"Nesta semana, vamos contar mais uma história do “Alemão” (vamos chamá-lo assim para preservar a identidade), um “tinhoso” adolescente que, a cada semana, aprontava uma na pequena cidade. Esta história ocorreu na primeira metade dos anos 70, no auge do cinema em nossa cidade, como no resto do mundo. Em nossa cidade, porque havia sido inaugurada uma nova e 'moderna' sala de projeção, e o cinema, fora o rádio, era a maior ligação com o mundo exterior. Naquele tempo, os enormes cartazes dos filmes ficavam expostos nas ruas e, nas quartas, sábados e domingos, o cinema enchia de ávidos cinéfilos ou mesmo meros cidadãos que tinham ali uma das únicas oportunidades culturais da cidade.

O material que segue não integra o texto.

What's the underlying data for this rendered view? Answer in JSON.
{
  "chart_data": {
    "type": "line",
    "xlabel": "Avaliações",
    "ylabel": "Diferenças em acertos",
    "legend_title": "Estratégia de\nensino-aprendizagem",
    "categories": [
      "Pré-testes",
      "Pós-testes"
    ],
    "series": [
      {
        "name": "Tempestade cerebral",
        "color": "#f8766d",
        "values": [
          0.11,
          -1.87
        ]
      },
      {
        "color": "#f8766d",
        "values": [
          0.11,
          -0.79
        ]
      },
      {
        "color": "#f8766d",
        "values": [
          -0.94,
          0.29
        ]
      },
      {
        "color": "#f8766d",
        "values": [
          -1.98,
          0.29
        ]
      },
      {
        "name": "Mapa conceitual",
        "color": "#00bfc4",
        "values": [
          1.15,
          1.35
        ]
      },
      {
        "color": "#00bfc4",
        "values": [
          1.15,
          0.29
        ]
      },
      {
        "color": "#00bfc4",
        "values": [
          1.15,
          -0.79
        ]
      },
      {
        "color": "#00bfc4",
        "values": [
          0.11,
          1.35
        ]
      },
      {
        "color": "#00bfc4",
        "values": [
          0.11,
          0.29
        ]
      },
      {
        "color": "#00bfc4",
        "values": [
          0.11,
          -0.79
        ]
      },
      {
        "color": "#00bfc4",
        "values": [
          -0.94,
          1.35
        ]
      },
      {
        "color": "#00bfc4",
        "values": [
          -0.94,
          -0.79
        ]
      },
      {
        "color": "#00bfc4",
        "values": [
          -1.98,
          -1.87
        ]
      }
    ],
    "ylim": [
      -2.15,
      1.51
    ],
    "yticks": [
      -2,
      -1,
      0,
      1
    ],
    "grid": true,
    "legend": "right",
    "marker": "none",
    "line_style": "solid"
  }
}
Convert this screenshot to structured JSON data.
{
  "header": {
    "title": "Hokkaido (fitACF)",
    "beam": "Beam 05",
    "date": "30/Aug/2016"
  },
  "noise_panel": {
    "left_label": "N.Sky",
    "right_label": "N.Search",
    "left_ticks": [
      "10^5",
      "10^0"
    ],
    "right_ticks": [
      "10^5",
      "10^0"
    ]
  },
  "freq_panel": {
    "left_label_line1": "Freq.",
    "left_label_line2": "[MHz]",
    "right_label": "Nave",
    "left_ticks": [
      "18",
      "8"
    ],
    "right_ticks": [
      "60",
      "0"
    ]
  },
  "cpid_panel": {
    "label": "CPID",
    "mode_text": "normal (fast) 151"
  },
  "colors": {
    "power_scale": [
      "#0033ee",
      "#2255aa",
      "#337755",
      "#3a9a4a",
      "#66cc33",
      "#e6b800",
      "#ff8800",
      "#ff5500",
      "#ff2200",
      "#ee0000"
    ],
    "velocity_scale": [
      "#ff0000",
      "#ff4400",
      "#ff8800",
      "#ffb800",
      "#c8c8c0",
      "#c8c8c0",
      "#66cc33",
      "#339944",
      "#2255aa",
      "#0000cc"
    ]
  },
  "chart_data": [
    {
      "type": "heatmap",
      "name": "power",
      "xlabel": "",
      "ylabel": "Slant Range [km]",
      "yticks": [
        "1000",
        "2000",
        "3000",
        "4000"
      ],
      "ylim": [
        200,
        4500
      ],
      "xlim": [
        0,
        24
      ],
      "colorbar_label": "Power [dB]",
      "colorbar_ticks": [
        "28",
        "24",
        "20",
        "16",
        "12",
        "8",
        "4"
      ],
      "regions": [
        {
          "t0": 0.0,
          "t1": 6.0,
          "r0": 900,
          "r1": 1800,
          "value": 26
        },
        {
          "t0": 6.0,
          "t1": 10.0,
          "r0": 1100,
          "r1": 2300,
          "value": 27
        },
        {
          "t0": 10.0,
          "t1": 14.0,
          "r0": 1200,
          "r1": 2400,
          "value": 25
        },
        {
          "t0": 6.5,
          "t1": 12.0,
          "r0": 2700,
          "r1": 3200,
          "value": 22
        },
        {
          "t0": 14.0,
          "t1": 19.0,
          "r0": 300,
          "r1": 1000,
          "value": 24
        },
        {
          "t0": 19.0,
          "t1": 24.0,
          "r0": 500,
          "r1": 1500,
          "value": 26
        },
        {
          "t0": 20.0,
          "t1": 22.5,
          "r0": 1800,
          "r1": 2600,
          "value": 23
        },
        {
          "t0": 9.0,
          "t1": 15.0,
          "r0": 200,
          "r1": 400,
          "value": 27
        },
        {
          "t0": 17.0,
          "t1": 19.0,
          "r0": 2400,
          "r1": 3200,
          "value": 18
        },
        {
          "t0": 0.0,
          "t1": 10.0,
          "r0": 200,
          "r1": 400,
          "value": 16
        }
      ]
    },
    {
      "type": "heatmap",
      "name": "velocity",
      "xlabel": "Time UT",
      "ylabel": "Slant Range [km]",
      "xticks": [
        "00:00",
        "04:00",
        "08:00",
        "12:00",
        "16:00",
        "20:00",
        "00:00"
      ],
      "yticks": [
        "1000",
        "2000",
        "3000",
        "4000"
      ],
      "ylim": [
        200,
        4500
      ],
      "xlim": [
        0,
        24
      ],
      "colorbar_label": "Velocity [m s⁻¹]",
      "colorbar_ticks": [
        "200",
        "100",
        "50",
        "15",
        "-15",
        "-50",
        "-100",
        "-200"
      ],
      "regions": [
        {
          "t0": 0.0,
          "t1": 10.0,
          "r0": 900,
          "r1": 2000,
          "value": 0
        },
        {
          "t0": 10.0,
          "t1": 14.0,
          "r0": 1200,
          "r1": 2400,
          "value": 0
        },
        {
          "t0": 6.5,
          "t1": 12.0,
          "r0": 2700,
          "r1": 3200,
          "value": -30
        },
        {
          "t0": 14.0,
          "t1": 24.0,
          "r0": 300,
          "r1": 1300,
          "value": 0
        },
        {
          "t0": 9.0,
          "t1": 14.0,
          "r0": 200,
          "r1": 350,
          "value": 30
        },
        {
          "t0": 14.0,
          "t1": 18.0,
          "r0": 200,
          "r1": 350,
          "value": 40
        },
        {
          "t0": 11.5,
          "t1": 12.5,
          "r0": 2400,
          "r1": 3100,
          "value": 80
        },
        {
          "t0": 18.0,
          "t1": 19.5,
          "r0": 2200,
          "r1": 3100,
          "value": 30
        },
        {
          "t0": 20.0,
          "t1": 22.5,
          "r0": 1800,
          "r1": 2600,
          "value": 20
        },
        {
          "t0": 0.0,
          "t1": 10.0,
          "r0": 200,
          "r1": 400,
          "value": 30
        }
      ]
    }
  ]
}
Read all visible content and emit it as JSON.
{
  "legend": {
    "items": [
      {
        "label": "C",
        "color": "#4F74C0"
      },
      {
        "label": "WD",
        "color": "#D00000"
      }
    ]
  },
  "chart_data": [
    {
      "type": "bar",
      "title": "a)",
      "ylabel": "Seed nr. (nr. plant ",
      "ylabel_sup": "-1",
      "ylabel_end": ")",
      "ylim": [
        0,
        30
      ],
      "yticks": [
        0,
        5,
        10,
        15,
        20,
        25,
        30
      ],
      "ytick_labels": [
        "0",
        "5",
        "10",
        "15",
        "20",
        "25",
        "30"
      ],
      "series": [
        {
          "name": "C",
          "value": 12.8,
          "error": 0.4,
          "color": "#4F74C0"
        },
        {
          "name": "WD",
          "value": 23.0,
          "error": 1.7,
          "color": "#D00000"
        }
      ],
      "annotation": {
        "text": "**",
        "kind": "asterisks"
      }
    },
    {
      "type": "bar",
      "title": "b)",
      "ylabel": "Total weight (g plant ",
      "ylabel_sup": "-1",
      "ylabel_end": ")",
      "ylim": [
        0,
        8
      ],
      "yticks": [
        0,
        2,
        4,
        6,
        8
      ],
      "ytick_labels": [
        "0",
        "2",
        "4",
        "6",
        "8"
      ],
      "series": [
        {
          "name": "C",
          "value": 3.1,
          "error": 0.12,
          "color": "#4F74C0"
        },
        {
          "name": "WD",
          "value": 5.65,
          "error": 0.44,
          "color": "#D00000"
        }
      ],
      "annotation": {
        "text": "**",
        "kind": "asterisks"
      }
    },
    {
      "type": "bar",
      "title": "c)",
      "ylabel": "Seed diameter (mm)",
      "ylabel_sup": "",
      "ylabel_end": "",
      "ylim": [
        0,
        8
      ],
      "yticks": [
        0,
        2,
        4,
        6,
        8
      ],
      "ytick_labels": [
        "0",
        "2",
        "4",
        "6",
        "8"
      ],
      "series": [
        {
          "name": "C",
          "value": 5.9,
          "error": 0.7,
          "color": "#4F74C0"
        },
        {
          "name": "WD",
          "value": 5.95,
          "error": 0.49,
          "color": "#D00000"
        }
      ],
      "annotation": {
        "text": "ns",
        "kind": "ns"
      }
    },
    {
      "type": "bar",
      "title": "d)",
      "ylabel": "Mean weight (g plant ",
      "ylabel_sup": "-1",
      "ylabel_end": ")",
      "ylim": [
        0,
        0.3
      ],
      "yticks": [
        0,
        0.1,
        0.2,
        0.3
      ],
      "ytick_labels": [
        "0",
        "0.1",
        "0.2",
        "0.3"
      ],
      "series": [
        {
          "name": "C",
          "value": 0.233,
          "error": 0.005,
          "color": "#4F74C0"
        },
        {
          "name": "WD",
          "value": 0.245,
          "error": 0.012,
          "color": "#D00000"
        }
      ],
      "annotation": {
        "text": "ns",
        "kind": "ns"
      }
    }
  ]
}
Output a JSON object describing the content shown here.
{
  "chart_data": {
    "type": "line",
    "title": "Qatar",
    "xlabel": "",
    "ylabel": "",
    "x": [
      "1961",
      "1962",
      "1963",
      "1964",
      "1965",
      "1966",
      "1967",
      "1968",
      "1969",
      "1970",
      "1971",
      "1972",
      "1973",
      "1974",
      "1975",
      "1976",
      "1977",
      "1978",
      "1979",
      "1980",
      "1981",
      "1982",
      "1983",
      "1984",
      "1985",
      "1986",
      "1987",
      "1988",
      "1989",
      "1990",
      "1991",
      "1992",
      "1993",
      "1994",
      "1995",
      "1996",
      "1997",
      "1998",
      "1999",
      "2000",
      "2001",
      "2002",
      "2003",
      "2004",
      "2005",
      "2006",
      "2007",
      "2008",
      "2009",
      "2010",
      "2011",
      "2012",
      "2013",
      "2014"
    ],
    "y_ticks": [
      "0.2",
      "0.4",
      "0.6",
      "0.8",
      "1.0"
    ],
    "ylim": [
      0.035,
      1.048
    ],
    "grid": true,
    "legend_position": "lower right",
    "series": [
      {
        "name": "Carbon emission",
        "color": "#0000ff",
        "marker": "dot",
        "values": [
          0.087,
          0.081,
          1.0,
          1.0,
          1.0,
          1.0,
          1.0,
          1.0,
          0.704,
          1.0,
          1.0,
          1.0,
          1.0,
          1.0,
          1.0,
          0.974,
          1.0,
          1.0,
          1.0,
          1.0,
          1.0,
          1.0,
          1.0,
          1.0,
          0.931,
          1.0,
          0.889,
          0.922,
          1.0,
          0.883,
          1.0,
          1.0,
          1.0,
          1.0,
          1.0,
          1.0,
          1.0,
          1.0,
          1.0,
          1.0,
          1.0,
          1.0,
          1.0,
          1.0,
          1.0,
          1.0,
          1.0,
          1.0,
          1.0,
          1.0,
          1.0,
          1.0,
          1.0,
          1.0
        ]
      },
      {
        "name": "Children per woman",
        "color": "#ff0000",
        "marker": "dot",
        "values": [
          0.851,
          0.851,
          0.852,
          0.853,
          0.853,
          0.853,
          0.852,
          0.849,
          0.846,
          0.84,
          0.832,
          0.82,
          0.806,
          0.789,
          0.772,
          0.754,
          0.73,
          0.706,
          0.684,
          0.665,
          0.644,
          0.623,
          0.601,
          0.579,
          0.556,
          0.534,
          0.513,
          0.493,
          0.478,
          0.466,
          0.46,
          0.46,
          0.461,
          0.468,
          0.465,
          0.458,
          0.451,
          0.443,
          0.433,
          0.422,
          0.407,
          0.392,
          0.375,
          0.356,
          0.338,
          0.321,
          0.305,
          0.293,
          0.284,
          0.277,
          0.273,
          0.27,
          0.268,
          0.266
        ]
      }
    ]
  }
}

Em um determinado sábado, estava programado o lançamento de uma fita de romance há muito tempo esperada pela comunidade. Formaram-se filas na bilheteria e na porta tipo 'saloon', que dava entrada à sala de espetáculos. O “Alemão”, o conhecido bagunceiro, naquela noite foi 'gentilmente' barrado na entrada. Era dia de casa cheia e suas brincadeiras poderiam causar transtornos durante a projeção.
Inconformado com o tratamento diferenciado que recebera, ele ficou andando no saguão até que começou o filme. Notou que o maquinista, por alguns instantes, se ausentou da sala de projeção, talvez para ir ao banheiro. Sem vacilar, o nosso herói pegou o último rolo do filme, colocou embaixo da camisa e saiu em direção ao parque de máquinas da prefeitura, onde hoje se situa o Banco do Brasil. Entrou embaixo de uma patrola, escondeu o rolo do filme e depois voltou para o saguão do cinema.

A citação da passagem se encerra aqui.